From many points of view these automatic motor messages form for us a central and instructive phenomenon. In the first place it is obvious that they are closely allied with - sometimes interchangeable with - sensory hallucinations. They thus materially support the view that these phantoms also are in the same sense automatic; that is, that they are for the most part at least shaped by the percipient's own subliminal self, and presented to his supraliminal perception as a method of informing or influencing him from the depths of his own being. In the second place, they enable us to set out a continuous series from the transitory phenomena of hypnotic suggestion at the one end to changes of personality and "spirit-pos-session" at the other end. We start, say, from Edmund Gurney's post-hypnotic experiment, where you tell a man a fact in the trance which on waking he forgets, - but which he can nevertheless write out automatically with no recognition of its source. Here we know perfectly whence the fact originally came; we can feel sure that no telepathic, no disembodied influence has been brought to bear. Then come the ordinary mass of spontaneous automatic messages, presumably self-originated, since they contain no fact which the automatist may not have learnt by ordinary sensory means.

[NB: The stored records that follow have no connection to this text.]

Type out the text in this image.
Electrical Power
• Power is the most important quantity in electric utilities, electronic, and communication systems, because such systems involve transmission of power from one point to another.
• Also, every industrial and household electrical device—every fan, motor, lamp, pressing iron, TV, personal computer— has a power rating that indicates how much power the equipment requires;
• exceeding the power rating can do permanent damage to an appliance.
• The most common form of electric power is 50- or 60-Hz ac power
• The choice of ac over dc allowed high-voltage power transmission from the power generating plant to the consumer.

And from this point the automatisms may diverge in several directions. They may, as I have already said, begin to show knowledge which, cannot have been acquired by normal means; - which seems as if it must have come telepathically from living men; - or even knowledge which, alike in its substance and in its lacunae, seems coincident with the presumable knowledge and ignorance of some departed spirit.
This is of course the most interesting form of development. But the automatisms may also become markedly impressive in a different way. While still showing no actual knowledge beyond the automatist's normal reach, they may nevertheless assume a character so distinct, - a mode of self-expression so deeply involving the entire organism, - that they come to rank as new phases of personality, representing fresh positions of relative stability into which the man's psychical being may be thrown.

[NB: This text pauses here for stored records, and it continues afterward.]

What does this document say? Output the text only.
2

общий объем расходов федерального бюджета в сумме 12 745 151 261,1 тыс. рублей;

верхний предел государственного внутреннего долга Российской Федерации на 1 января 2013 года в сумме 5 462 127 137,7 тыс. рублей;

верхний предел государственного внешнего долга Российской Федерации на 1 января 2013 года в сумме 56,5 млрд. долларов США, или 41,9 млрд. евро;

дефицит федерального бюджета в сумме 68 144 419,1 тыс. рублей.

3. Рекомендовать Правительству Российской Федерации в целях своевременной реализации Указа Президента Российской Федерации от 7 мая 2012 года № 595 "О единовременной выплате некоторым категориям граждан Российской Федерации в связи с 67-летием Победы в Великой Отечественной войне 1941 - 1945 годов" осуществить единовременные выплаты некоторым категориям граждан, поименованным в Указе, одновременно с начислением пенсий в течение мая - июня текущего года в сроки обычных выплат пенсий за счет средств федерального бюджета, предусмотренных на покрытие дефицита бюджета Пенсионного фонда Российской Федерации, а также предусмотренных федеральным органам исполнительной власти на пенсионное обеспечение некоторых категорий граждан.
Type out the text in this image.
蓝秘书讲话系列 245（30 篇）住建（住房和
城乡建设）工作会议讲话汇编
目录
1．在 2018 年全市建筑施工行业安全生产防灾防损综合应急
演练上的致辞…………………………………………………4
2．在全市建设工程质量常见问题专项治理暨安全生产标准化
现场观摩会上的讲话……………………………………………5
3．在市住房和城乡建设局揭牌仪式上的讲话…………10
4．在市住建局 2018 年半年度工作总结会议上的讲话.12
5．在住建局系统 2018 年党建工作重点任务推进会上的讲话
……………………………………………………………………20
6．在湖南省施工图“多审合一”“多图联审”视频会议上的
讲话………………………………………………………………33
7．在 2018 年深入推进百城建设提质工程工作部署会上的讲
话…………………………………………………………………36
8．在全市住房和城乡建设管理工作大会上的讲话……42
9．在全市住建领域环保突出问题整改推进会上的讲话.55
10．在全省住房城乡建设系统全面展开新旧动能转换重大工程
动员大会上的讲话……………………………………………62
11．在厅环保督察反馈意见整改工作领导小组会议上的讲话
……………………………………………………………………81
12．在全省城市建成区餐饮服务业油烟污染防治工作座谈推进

And here again, while thus led forward to our impending notice of Modifications of Personality, we are also led backward to our previous account of psycho-therapeutics and self-suggestion, of the modification of physical nutrition by subliminal control. What we there described, so to say, from the outside, we are now regarding from the inward or subjective point of view. For these motor automatisms pass insensibly into hyper-boulia; that is to say, the same subliminal motor response to stimuli which guides the automatist's hand in this strange fashion is not limited in power to mere writing or vocal utterance; it can work upon stomach or liver as well as upon hand or tongue. It has overpassed the traditional bounds in one direction; it shows next that it can overpass them in another; it leaves us asking what bounds it may not overpass. Much in the same way did Frenchmen once speculate as to what causes in a paper constitution the First Consul was likely to respect. The nerve-system is a kind of traditional Constitution; the Will is a force whose strength, whose very nature, is all unknown. The Will, we say, acts directly on striped muscle and not on unstriped.
What is this but a convention which wills obey because they have always obeyed it? What boundary line can the physiologist draw through the phenomena of man's bodily life, assuring us that here the purposive must necessarily end, and the unpurposed, the inevitable begin? If Will does anything, why should it not do all?